Indentation needs to be reviewed too.
> diff --git a/sysdeps/powerpc/fpu/fenv_libc.h b/sysdeps/powerpc/fpu/fenv_libc.h
> index f66bf24..79e70df 100644
> --- a/sysdeps/powerpc/fpu/fenv_libc.h
> +++ b/sysdeps/powerpc/fpu/fenv_libc.h
> @@ -33,6 +33,25 @@ extern const fenv_t *__fe_mask_env (void) attribute_hidden;
> /* Equivalent to fegetenv, but returns a fenv_t instead of taking a
> pointer. */
> #define fegetenv_register() __builtin_mffs()
> +
Trailing whitespace here.
> +#ifdef _ARCH_PWR9
> +#define IS_ISA300() 1
> +#else
> +#define IS_ISA300() __builtin_cpu_supports ("arch_3_00")
> +#endif
> +
> +/* Equivalent to fegetenv_register, but only returns bits for
> + status, exception enables, and mode. */
> +#define fegetenv_status() \
> + ({register double __fr; \
> + if (__glibc_likely(IS_ISA300())) \
> + __asm__ __volatile__ ( \
> + ".machine push; .machine \"power9\"; mffsl %0; .machine pop" \
> + : "=f" (__fr)); \
> + else \
> + __fr = __builtin_mffs(); \
> + __fr; \
> + })
>
> /* Equivalent to fesetenv, but takes a fenv_t instead of a pointer. */
> #define fesetenv_register(env) \
> diff --git a/sysdeps/powerpc/fpu_control.h b/sysdeps/powerpc/fpu_control.h
> index 0ab9331..4c151e9 100644
> --- a/sysdeps/powerpc/fpu_control.h
> +++ b/sysdeps/powerpc/fpu_control.h
> @@ -23,6 +23,12 @@
> # error "SPE/e500 is no longer supported"
> #endif
>
> +#ifdef _ARCH_PWR9
> +#define IS_ISA300() 1
Indentation missing.
This is an installed header. The macro should start with __ in order to avoid
a namespace conflict.
> +#else
> +#define IS_ISA300() __builtin_cpu_supports ("arch_3_00")
Likewise.
> @@ -65,34 +71,31 @@ extern fpu_control_t __fpu_control;
> typedef unsigned int fpu_control_t;
>
> /* Macros for accessing the hardware control word. */
> -# define __FPU_MFFS() \
> - ({register double __fr; \
> - __asm__ __volatile__("mffs %0" : "=f" (__fr)); \
> - __fr; \
> - })
> -
You've just added it, so no problem if you remove before the release.

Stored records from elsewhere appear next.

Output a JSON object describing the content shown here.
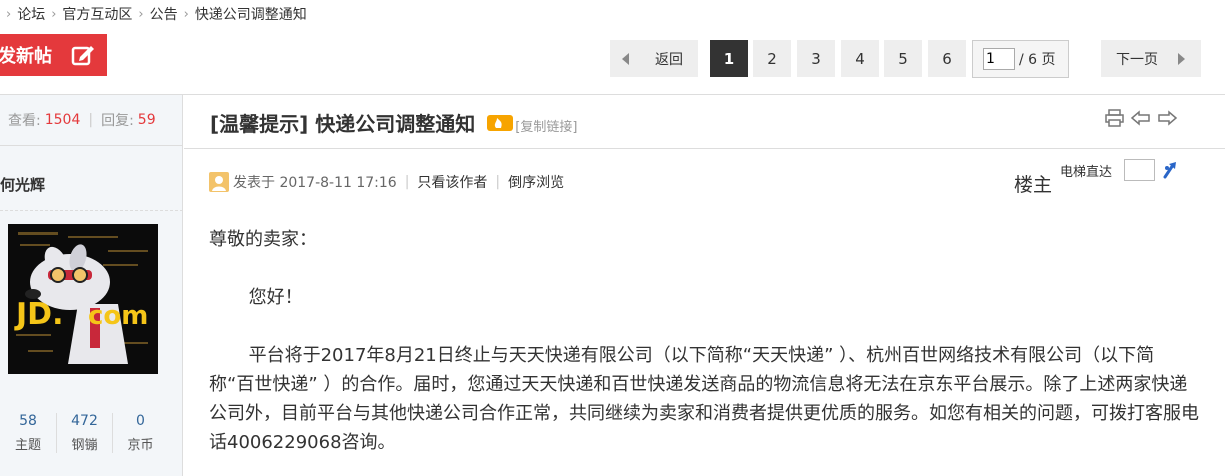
{
  "breadcrumb": [
    "论坛",
    "官方互动区",
    "公告",
    "快递公司调整通知"
  ],
  "new_post_label": "发新帖",
  "pager": {
    "back": "返回",
    "pages": [
      "1",
      "2",
      "3",
      "4",
      "5",
      "6"
    ],
    "current": "1",
    "total": "/ 6 页",
    "next": "下一页"
  },
  "sidebar": {
    "views_label": "查看:",
    "views": "1504",
    "replies_label": "回复:",
    "replies": "59",
    "author": "何光辉",
    "counts": [
      {
        "value": "58",
        "label": "主题"
      },
      {
        "value": "472",
        "label": "钢镚"
      },
      {
        "value": "0",
        "label": "京币"
      }
    ]
  },
  "post": {
    "title": "[温馨提示] 快递公司调整通知",
    "copy_link": "[复制链接]",
    "posted_label": "发表于 2017-8-11 17:16",
    "only_author": "只看该作者",
    "reverse": "倒序浏览",
    "floor": "楼主",
    "elevator": "电梯直达",
    "greeting": "尊敬的卖家：",
    "hello": "您好！",
    "paragraph": "平台将于2017年8月21日终止与天天快递有限公司（以下简称“天天快递” ）、杭州百世网络技术有限公司（以下简称“百世快递” ）的合作。届时，您通过天天快递和百世快递发送商品的物流信息将无法在京东平台展示。除了上述两家快递公司外，目前平台与其他快递公司合作正常，共同继续为卖家和消费者提供更优质的服务。如您有相关的问题，可拨打客服电话4006229068咨询。"
  },
  "colors": {
    "accent": "#e4393c",
    "link": "#336699"
  },
  "icons": [
    "chevron-right-icon",
    "edit-icon",
    "chevron-left-icon",
    "fire-icon",
    "print-icon",
    "prev-thread-icon",
    "next-thread-icon",
    "user-icon",
    "go-icon"
  ]
}
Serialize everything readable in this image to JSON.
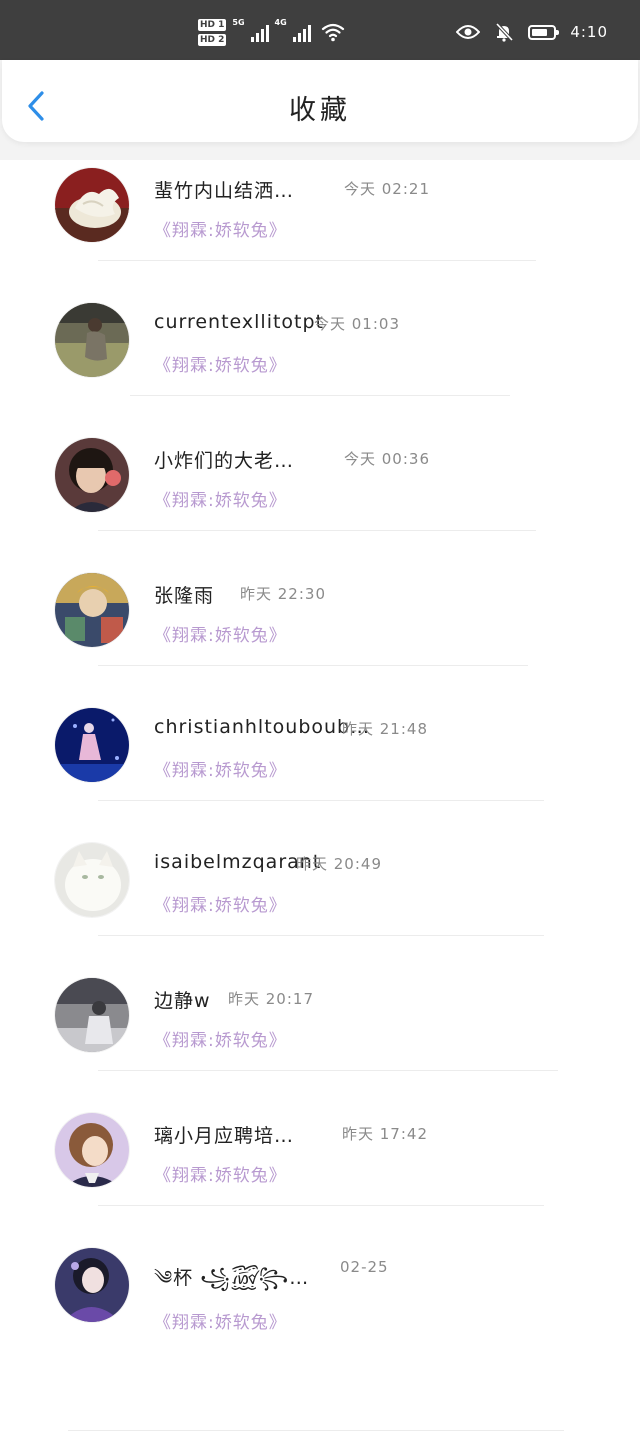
{
  "status_bar": {
    "hd1": "HD 1",
    "hd2": "HD 2",
    "net1": "5G",
    "net2": "4G",
    "time": "4:10"
  },
  "header": {
    "title": "收藏",
    "back_icon": "chevron-left-icon",
    "accent": "#2e8ee8"
  },
  "favorites": [
    {
      "name": "蜚竹内山结洒…",
      "date": "今天 02:21",
      "subtitle": "《翔霖:娇软兔》"
    },
    {
      "name": "currentexllitotpt",
      "date": "今天 01:03",
      "subtitle": "《翔霖:娇软兔》"
    },
    {
      "name": "小炸们的大老…",
      "date": "今天 00:36",
      "subtitle": "《翔霖:娇软兔》"
    },
    {
      "name": "张隆雨",
      "date": "昨天 22:30",
      "subtitle": "《翔霖:娇软兔》"
    },
    {
      "name": "christianhltouboub…",
      "date": "昨天 21:48",
      "subtitle": "《翔霖:娇软兔》"
    },
    {
      "name": "isaibelmzqarant",
      "date": "昨天 20:49",
      "subtitle": "《翔霖:娇软兔》"
    },
    {
      "name": "边静w",
      "date": "昨天 20:17",
      "subtitle": "《翔霖:娇软兔》"
    },
    {
      "name": "璃小月应聘培…",
      "date": "昨天 17:42",
      "subtitle": "《翔霖:娇软兔》"
    },
    {
      "name": "༄杯 ꧁꫞꧂…",
      "date": "02-25",
      "subtitle": "《翔霖:娇软兔》"
    }
  ],
  "colors": {
    "subtitle": "#b89ad0",
    "status_bar_bg": "#3f3f3f"
  }
}
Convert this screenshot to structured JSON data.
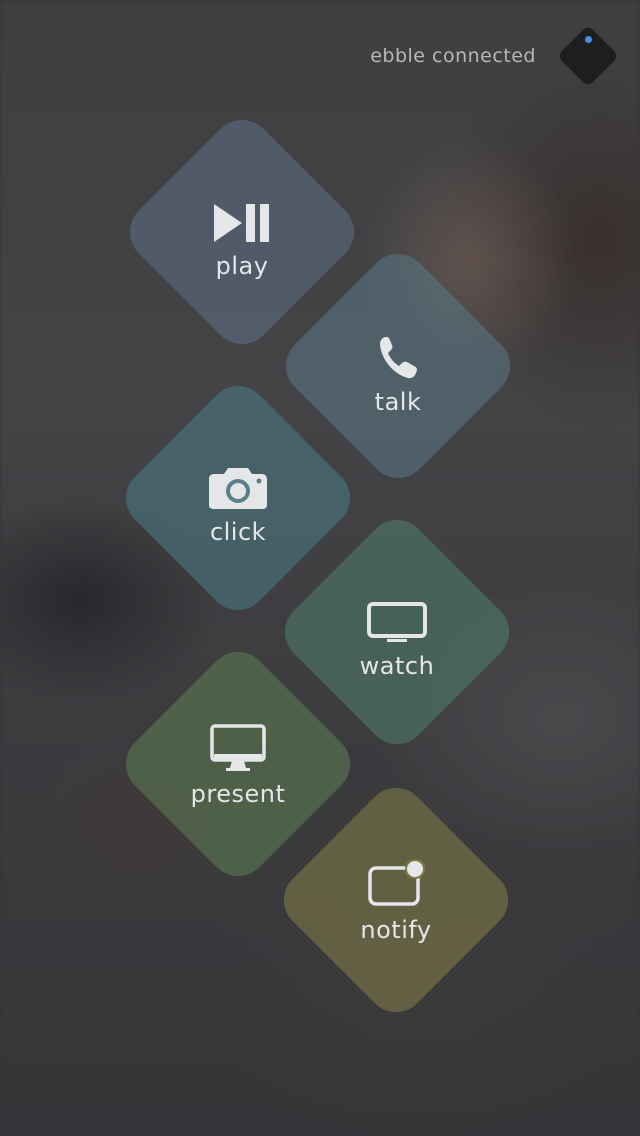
{
  "status": {
    "text": "ebble connected"
  },
  "tiles": [
    {
      "id": "play",
      "label": "play",
      "icon": "play-pause-icon",
      "color": "#5d6f86"
    },
    {
      "id": "talk",
      "label": "talk",
      "icon": "phone-icon",
      "color": "#587586"
    },
    {
      "id": "click",
      "label": "click",
      "icon": "camera-icon",
      "color": "#4c7882"
    },
    {
      "id": "watch",
      "label": "watch",
      "icon": "tv-icon",
      "color": "#4f7a68"
    },
    {
      "id": "present",
      "label": "present",
      "icon": "monitor-icon",
      "color": "#5d7a4f"
    },
    {
      "id": "notify",
      "label": "notify",
      "icon": "notification-icon",
      "color": "#7a7a48"
    }
  ],
  "colors": {
    "indicator_dot": "#4a90e2",
    "tile_text": "#e4e6e8",
    "status_text": "#b7b7bb"
  }
}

> # define _FPU_GETCW(cw) \
> ({union { double __d; unsigned long long __ll; } __u; \
> - __u.__d = __FPU_MFFS(); \
> + register double __fr; \
> + __asm__ __volatile__("mffs %0" : "=f" (__fr)); \
> + __u.__d = __fr; \
> (cw) = (fpu_control_t) __u.__ll; \
> (fpu_control_t) __u.__ll; \
> })
>
> -#ifdef _ARCH_PWR9
> -# define __FPU_MFFSL() \
> - ({register double __fr; \
> - __asm__ __volatile__("mffsl %0" : "=f" (__fr)); \
> - __fr; \
> +# define _FPU_GET_RC_FAST() \
> + ({union { double __d; unsigned long long __ll; } __u; \
> + register double __fr; \
> + __asm__ __volatile__( \
> + ".machine push; .machine \"power9\"; mffsl %0; .machine pop" \
> + : "=f" (__fr)); \
> + __u.__d = __fr; \
> + __u.__ll &= _FPU_MASK_RC; \
> + (fpu_control_t) __u.__ll; \
> })
> -#else
> -# define __FPU_MFFSL() __FPU_MFFS()
> -#endif
> -
> +
> # define _FPU_GET_RC() \
> - ({union { double __d; unsigned long long __ll; } __u; \
> - __u.__d = __FPU_MFFSL(); \
> - __u.__ll &= _FPU_MASK_RC; \
> - (fpu_control_t) __u.__ll; \
> + ({fpu_control_t rc = __glibc_likely(IS_ISA300()) \
> + ? _FPU_GET_RC_FAST() \
> + : _FPU_GETCW(rc); \
This is missing '& _FPU_MASK_RC'.
s/rc/__rc/ too
--
Tulio Magno